The party kicked off 2021 with a $31,414 payment from Elections BC — the first of two identical awards it will receive this year.
To qualify for the annual allowance, which was legislated by the NDP in 2017, parties must win two per cent of the provincial vote or five per cent of the vote in ridings where they register candidates.
The Conservatives did not meet the provincial vote share threshold, but did make the five per cent cutoff in 14 of the ridings where they ran candidates.
Overall, the Conservative Party garnered a total of 35,902 votes via the 19 candidates it ran last fall — roughly 1.9 per cent of total ballots cast and more than triple the party’s 2017 vote share.
The Rural BC Party, represented by party head Darcy Repen, also qualifies for the allowance this year. Repen lost to NDP MLA Nathan Cullen in the Stikine riding but racked up 754 votes, more than 10 per cent of the riding’s total, for which his party will receive a total of $1,319.50 in 2021.

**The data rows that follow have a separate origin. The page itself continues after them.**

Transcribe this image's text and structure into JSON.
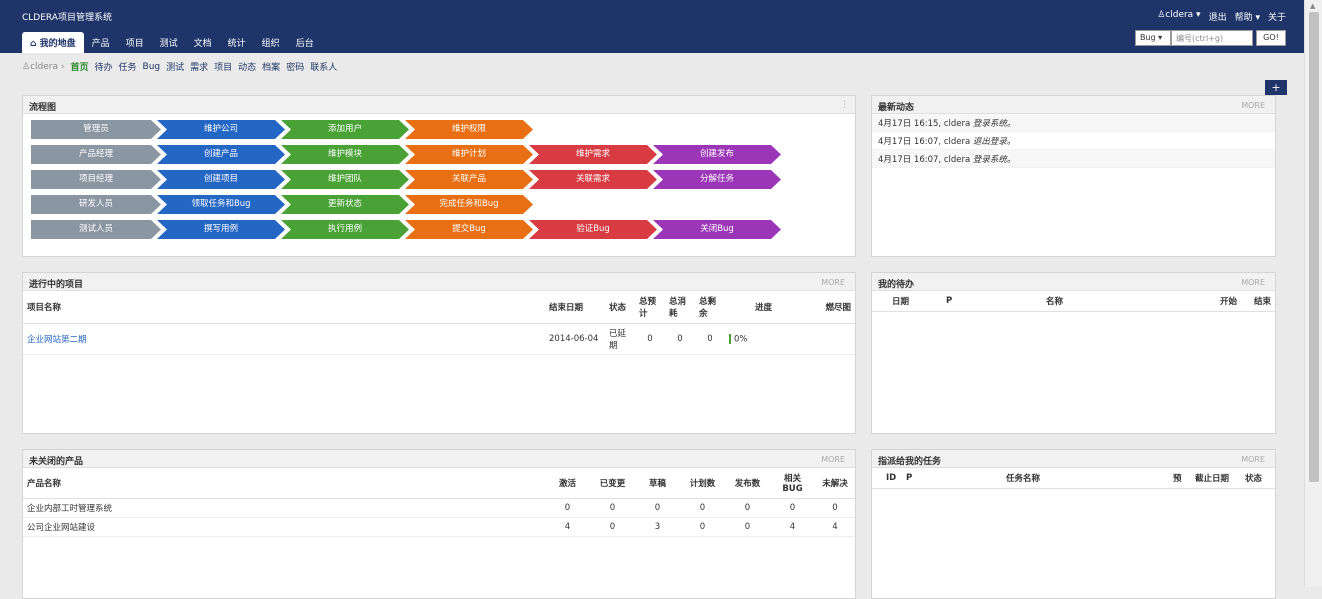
{
  "app": {
    "title": "CLDERA项目管理系统"
  },
  "userbar": {
    "user": "cldera ▾",
    "logout": "退出",
    "help": "帮助 ▾",
    "about": "关于"
  },
  "nav": {
    "tabs": [
      {
        "label": "我的地盘",
        "active": true
      },
      {
        "label": "产品"
      },
      {
        "label": "项目"
      },
      {
        "label": "测试"
      },
      {
        "label": "文档"
      },
      {
        "label": "统计"
      },
      {
        "label": "组织"
      },
      {
        "label": "后台"
      }
    ]
  },
  "search": {
    "type": "Bug ▾",
    "placeholder": "编号(ctrl+g)",
    "go": "GO!"
  },
  "subnav": {
    "home": "cldera",
    "items": [
      "首页",
      "待办",
      "任务",
      "Bug",
      "测试",
      "需求",
      "项目",
      "动态",
      "档案",
      "密码",
      "联系人"
    ]
  },
  "flowchart": {
    "title": "流程图",
    "rows": [
      [
        "管理员",
        "维护公司",
        "添加用户",
        "维护权限"
      ],
      [
        "产品经理",
        "创建产品",
        "维护模块",
        "维护计划",
        "维护需求",
        "创建发布"
      ],
      [
        "项目经理",
        "创建项目",
        "维护团队",
        "关联产品",
        "关联需求",
        "分解任务"
      ],
      [
        "研发人员",
        "领取任务和Bug",
        "更新状态",
        "完成任务和Bug"
      ],
      [
        "测试人员",
        "撰写用例",
        "执行用例",
        "提交Bug",
        "验证Bug",
        "关闭Bug"
      ]
    ]
  },
  "activity": {
    "title": "最新动态",
    "more": "MORE",
    "items": [
      {
        "text": "4月17日 16:15, cldera ",
        "action": "登录系统。"
      },
      {
        "text": "4月17日 16:07, cldera ",
        "action": "退出登录。"
      },
      {
        "text": "4月17日 16:07, cldera ",
        "action": "登录系统。"
      }
    ]
  },
  "projects": {
    "title": "进行中的项目",
    "more": "MORE",
    "headers": [
      "项目名称",
      "结束日期",
      "状态",
      "总预计",
      "总消耗",
      "总剩余",
      "进度",
      "燃尽图"
    ],
    "rows": [
      {
        "name": "企业网站第二期",
        "end": "2014-06-04",
        "status": "已延期",
        "estimate": "0",
        "consumed": "0",
        "left": "0",
        "progress": "0%"
      }
    ]
  },
  "todo": {
    "title": "我的待办",
    "more": "MORE",
    "headers": [
      "日期",
      "P",
      "名称",
      "开始",
      "结束"
    ]
  },
  "products": {
    "title": "未关闭的产品",
    "more": "MORE",
    "headers": [
      "产品名称",
      "激活",
      "已变更",
      "草稿",
      "计划数",
      "发布数",
      "相关BUG",
      "未解决"
    ],
    "rows": [
      {
        "name": "企业内部工时管理系统",
        "cells": [
          "0",
          "0",
          "0",
          "0",
          "0",
          "0",
          "0"
        ]
      },
      {
        "name": "公司企业网站建设",
        "cells": [
          "4",
          "0",
          "3",
          "0",
          "0",
          "4",
          "4"
        ]
      }
    ]
  },
  "tasks": {
    "title": "指派给我的任务",
    "more": "MORE",
    "headers": [
      "ID",
      "P",
      "任务名称",
      "预",
      "截止日期",
      "状态"
    ]
  },
  "colors": {
    "topbar": "#1f3569",
    "role": "#8b96a3",
    "blue": "#2366c4",
    "green": "#4aa136",
    "orange": "#e86f13",
    "red": "#d93b42",
    "purple": "#9c36b8"
  }
}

Both parties will now be required to file quarterly interim financial reports with Elections BC.
Election results ding Liberals and Greens, but garner gains for NDP
The scheduled reduction in the per vote allowance, from $2 in 2020 to $1.75 in 2021 and 2022 — combined with lower vote shares — means the BC Liberals and Green Party will both receive smaller subsidies this year and next.

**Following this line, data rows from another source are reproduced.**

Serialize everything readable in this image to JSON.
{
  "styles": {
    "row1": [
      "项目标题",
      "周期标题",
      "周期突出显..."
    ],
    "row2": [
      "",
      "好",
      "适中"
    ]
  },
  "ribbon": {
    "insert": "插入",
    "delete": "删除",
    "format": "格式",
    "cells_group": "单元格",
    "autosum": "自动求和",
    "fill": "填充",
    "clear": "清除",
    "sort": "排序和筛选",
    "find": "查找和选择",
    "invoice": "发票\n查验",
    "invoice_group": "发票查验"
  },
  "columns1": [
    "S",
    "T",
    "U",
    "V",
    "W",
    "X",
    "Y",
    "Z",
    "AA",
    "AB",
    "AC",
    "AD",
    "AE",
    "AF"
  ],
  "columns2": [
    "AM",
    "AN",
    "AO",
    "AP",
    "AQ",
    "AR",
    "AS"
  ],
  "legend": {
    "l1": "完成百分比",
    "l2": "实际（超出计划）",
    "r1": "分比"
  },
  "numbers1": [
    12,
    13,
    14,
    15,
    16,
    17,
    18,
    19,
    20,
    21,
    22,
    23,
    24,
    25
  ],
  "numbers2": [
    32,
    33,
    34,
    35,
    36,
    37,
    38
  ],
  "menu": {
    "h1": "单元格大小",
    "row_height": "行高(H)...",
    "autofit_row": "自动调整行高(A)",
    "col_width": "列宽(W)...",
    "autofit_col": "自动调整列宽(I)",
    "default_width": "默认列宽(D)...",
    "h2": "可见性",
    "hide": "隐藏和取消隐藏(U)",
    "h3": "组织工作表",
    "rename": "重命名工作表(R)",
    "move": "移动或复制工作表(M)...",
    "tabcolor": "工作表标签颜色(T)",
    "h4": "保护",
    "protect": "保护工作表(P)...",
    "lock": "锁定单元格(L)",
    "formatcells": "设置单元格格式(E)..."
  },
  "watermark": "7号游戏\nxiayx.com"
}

The Liberal Party saw its share of the vote drop by 6.6 per cent in 2020 compared to 2017, meaning it will receive about $281,000 less than it would have if the fall election had not happened.
Last year, the Liberals received an annual allowance of nearly $1.6 million. This year, the party will receive a little over $1.1 million.
The Greens also saw their share of the vote decline in the last election — from 16.8 per cent in 2017 to 15.1 per cent in 2020. In 2021, the party will receive a total of $497,570 — down from $664,662 last year and about $84,000 less than the party would have received based on its 2017 ballot result.
The NDP is the only party that will receive a larger annual allowance in 2021 than it would have without the 2020 election. With a 7.4 per cent increase in the governing party’s vote share — over 103,000 more votes than in 2017 — the NDP is set to receive $1,573,929 this year. That’s more than $181,000 above what it would have been paid in 2021, even with the rate reduction accounted for.
All told, B.C. taxpayers will provide the five political parties with $3.2 million this year.